Śląsk zrehabilituje się w Łodzi?
Ostatni wynik drużyny Jacka Magiery w meczu z Ruchem Chorzów mocno zdenerwował kibiców ze stolicy województwa dolnośląskiego. Wrocławianie nie zdołali wykorzystać potknięć innych ekip z czołówki i wciąż nie mogą być pewni miejsca dającego europejskie puchary w kolejnym sezonie. Teraz Śląsk czeka wyjazdowe starcie z innym beniaminkiem – ŁKS-em Łódź. O komentarz przedmeczowy został poproszony na konferencji trener WKS-u – Jacek Magiera.
– Tamta porażka z Ruchem była mocno rozczarowująca dla nas wszystkich. Wiosna z pewnością nie jest taka jakiej chcieliśmy, ale teraz jest finisz. Wszystko zależy od nas i walczymy o medal. Jestem przekonany, że ta sytuacja wzbudzi sportową złość wśród zawodników i pobudzi determinację. Nas rozliczy tylko i wyłącznie boisko. Musimy pokazać, że zasługujemy na więcej, aniżeli tylko jedną dobrą rundę – skomentował ostatnią porażkę trener Śląska.

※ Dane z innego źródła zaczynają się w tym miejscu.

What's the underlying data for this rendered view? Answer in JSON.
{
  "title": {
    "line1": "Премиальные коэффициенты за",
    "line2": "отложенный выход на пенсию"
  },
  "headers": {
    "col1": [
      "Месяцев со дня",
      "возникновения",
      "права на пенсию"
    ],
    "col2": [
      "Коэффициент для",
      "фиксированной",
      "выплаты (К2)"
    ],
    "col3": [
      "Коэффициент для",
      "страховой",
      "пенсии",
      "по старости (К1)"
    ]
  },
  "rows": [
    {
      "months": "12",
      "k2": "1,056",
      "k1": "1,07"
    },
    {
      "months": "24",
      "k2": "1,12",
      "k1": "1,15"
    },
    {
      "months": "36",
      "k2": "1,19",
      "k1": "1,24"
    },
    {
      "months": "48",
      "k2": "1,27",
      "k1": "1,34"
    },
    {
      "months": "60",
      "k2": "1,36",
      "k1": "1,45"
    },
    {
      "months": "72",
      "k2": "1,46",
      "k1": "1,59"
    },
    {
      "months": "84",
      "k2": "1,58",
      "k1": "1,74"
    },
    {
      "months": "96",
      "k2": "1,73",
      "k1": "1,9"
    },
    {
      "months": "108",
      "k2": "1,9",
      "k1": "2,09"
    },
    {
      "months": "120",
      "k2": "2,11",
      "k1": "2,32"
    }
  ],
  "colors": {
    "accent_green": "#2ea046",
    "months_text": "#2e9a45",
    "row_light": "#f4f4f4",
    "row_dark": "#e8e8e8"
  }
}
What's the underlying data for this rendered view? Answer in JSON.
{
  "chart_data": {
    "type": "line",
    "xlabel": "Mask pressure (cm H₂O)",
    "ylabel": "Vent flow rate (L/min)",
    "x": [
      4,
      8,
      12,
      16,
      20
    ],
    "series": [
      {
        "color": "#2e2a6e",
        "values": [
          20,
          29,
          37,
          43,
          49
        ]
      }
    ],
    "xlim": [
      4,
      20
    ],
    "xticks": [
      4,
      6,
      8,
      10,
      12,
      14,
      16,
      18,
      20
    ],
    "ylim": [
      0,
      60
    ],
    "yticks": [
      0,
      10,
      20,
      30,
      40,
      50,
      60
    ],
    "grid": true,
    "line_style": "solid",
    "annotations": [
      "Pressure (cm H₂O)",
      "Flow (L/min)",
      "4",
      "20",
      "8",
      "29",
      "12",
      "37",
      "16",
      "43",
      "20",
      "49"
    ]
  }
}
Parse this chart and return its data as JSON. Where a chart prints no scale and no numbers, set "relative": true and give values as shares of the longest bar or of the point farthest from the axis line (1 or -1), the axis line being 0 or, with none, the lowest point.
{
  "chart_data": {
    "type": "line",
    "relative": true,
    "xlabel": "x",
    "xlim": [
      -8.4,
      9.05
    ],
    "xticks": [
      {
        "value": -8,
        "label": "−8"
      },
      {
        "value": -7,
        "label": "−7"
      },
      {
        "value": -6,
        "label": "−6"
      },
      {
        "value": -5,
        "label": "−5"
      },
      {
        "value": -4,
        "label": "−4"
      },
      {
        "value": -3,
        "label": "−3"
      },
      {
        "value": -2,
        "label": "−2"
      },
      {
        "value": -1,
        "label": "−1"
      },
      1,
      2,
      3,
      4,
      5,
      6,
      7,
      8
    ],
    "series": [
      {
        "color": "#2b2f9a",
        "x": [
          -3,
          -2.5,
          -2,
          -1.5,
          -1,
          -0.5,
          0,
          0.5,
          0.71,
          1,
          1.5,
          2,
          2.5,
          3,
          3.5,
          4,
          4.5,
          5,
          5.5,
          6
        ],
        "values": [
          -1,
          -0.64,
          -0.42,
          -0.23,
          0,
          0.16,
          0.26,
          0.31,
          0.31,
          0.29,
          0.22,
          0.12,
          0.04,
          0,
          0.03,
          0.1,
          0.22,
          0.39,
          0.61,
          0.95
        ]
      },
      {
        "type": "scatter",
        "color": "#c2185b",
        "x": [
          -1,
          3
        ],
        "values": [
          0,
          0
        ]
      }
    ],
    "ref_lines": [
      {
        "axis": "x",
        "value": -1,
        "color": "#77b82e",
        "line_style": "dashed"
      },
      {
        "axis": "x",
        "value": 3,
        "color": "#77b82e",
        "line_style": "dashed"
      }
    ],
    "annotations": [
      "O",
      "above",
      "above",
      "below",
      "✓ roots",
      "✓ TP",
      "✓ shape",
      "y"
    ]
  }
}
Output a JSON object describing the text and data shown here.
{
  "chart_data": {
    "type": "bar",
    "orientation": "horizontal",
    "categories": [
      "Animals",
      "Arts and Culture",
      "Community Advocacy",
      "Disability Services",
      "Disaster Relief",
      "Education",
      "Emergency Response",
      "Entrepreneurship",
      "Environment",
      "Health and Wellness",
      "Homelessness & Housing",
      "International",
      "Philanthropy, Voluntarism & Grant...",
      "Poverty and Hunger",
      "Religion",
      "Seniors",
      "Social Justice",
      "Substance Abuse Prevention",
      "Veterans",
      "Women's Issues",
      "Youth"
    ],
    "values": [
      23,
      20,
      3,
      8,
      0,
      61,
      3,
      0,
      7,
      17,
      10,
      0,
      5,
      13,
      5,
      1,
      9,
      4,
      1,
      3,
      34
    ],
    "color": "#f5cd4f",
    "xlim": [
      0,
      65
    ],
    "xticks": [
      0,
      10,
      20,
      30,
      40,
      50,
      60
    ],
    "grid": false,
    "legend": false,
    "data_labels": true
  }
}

– Znowu nie będziemy mieli do czynienia ze spacerkiem. Zagramy z drużyną, która dobrze się prezentowała w wielu meczach tej wiosny. Mieli dobre momenty jak z Lechem, a z drugiej strony też wpadki jak chociażby ta w Białymstoku. Aczkolwiek my też mamy o co walczyć czyli skończyć sezon z medalem. Walczymy o zapisanie się w annałach historii Śląska Wrocław i to jest najlepsza motywacja. Musimy odłożyć wszystko na bok i skupić się na futbolu. Chcemy wydrzeć to, co jest możliwe do zdobycia. Trzeba być zespołem, wyjść z wiarą na boisko. My musimy tam wygrać, jeśli chcemy zrealizować swoje cele – mówił o sobotnim meczu Jacek Magiera.